In a Nov. 4-8 poll, the budget deficit was expected to narrow to 6.8% of gross domestic product for the year that began on March 1, to 6.3% next year and to 5.6% of GDP in 2023/24.
In February, the Treasury had said its 2020/21 consolidated budget deficit was projected at 14.0% of GDP, compared with 15.7% of GDP forecast in October last year.
Budget deficits around the world widened markedly due to huge spending to battle the COVID-19 pandemic last year.
“The Budget Policy Statement is under new management this year with Finance Minister Enoch Godongwana. He is expected to stick to the fiscal-consolidation and growth-stimulatory aims of his predecessor, with a move away from accelerating current expenditure,” said Annabel Bishop, economist at Investec.

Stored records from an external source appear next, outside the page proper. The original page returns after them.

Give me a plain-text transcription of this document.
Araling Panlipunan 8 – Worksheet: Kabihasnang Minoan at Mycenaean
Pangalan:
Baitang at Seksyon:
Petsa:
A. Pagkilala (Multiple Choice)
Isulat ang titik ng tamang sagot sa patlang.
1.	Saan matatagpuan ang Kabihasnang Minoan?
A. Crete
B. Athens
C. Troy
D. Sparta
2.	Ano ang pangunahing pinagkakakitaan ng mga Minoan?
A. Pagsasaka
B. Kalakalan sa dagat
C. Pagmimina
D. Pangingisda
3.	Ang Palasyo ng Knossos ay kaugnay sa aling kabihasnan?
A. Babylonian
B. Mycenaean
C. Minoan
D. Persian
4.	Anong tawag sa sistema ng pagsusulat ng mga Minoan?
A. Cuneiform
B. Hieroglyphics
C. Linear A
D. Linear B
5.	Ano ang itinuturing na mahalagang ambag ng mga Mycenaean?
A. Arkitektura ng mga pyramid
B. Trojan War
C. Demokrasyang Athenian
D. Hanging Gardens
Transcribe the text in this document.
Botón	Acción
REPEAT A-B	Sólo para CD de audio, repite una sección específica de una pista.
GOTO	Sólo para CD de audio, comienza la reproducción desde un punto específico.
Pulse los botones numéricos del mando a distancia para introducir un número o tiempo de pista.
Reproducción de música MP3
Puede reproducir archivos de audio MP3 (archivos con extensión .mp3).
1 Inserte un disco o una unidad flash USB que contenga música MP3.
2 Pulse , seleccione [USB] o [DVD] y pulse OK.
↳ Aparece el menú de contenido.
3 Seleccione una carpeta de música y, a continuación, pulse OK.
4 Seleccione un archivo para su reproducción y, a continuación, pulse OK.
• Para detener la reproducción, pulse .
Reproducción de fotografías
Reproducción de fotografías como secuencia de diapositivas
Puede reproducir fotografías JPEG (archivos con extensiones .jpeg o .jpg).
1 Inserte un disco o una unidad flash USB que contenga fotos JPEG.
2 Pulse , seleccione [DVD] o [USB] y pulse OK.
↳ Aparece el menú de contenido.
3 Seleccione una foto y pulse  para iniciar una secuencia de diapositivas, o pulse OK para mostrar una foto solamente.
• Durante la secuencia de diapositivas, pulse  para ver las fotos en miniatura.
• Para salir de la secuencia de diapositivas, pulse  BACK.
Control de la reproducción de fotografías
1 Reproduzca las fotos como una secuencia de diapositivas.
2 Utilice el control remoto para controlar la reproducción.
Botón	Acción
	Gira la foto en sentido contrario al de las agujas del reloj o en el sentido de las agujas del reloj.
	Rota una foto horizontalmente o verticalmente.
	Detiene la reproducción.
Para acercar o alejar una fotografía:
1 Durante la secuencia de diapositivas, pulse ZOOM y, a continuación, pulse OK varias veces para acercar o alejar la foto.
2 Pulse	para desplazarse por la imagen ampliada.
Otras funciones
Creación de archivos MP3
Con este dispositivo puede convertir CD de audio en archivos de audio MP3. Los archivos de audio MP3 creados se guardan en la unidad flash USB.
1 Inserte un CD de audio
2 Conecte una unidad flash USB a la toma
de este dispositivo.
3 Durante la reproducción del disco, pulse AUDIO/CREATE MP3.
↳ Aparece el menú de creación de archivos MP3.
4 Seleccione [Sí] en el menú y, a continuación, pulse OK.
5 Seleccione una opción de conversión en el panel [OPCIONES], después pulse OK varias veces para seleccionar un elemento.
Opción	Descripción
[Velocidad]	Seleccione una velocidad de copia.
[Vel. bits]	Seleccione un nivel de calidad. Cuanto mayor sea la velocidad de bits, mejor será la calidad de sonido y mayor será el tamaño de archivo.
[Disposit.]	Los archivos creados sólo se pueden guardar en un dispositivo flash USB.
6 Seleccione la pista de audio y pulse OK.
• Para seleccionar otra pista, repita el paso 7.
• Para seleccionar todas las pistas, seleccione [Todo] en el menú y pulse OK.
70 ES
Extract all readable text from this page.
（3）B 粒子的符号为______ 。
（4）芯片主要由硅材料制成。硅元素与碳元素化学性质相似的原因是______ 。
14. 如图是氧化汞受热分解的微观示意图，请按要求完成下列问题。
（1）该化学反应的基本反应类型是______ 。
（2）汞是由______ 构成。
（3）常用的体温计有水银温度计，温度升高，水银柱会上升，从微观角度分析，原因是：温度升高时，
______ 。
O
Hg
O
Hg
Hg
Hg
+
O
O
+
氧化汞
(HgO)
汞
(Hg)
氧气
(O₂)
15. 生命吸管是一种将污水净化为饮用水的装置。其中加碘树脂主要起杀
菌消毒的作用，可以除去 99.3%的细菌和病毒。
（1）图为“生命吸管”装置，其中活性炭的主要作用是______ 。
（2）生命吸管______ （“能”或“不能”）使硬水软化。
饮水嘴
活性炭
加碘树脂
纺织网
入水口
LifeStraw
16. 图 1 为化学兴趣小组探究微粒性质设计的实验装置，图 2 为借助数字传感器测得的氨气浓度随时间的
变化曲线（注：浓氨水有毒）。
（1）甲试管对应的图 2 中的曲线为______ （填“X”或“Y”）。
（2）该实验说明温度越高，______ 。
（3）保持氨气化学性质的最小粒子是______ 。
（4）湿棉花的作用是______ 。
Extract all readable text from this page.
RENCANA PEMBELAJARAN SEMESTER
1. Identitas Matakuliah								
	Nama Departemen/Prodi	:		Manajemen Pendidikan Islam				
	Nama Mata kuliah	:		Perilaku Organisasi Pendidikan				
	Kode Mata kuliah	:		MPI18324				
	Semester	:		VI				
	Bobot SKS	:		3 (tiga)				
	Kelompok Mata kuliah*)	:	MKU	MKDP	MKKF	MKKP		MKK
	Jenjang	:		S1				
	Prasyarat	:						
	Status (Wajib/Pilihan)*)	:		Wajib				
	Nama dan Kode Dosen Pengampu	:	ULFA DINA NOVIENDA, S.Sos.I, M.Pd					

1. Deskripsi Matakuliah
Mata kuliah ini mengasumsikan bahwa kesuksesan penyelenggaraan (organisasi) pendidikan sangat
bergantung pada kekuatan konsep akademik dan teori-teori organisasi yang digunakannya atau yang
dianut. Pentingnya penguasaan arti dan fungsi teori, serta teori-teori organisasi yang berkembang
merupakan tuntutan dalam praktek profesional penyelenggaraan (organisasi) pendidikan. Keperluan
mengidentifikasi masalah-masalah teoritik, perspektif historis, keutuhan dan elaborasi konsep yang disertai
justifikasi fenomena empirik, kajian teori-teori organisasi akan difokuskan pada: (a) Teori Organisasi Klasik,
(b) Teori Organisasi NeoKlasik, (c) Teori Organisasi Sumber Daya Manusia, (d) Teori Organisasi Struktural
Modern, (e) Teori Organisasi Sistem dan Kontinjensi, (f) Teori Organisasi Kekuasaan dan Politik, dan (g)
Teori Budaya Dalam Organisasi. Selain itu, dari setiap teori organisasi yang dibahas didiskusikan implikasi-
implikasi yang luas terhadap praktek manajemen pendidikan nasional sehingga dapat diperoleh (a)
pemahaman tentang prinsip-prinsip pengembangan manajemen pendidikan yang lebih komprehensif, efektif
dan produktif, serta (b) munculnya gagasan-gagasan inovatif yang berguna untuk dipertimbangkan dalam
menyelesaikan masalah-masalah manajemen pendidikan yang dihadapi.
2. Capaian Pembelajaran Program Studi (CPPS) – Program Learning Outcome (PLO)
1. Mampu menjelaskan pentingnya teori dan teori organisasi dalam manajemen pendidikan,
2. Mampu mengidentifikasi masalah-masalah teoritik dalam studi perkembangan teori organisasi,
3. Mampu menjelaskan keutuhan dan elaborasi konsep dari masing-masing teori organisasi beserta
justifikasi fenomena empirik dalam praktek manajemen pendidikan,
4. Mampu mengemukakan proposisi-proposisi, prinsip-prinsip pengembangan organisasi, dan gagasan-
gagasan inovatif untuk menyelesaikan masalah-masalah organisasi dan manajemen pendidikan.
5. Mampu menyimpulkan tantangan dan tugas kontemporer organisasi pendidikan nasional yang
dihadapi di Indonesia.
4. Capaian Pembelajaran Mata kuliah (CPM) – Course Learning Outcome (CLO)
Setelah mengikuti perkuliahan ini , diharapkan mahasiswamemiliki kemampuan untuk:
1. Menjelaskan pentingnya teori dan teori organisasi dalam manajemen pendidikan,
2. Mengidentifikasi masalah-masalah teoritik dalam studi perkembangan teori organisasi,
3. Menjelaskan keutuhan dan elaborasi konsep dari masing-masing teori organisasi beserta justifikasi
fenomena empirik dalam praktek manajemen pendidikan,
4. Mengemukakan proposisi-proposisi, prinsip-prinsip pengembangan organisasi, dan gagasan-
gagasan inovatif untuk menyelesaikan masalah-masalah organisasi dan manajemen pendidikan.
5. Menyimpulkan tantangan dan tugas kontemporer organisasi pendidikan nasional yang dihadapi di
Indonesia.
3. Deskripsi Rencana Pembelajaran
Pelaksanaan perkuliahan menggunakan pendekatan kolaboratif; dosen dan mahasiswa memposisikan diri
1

The poll also showed the median gross debt-to-GDP ratio at 71.0% this year, 73.0% next year and 76.5% in the following year, much lower than a February poll which anticipated public debt reaching 92.7% in 2023/24.
Jeffrey Schultz, economist at BNP Paribas, noted the country’s record terms of trade have resulted in robust mining sector profits and tax revenue multipliers into the broader revenue base.
Still, Barclays’ Michael Kafe warned there is a rising risk the temporary windfall gains South Africa has made over the past two years will embolden authorities to lock the country into permanent fiscal transfers that may become difficult to sustain once commodity prices normalise or decline.
“This includes ongoing discussions about the introduction of a so-called ‘family grant’ that could cost 1-1.5% of GDP annually,” added Kafe.
He said replacing the temporary coronavirus-related grant with a permanent grant – a risk to which the previous finance minister was very alive – would have significant implications for the debt trajectory.
There has been much speculation that the medium-term budget on Nov. 11 could see an announcement of a basic income or family grant which economists said made forecasting the budget over the longer term difficult.
Last month, another Reuters poll showed growth was expected to slow in 2022 to a median 2.2% from 5.0% estimated for this year after a bumper first half for commodity prices and output.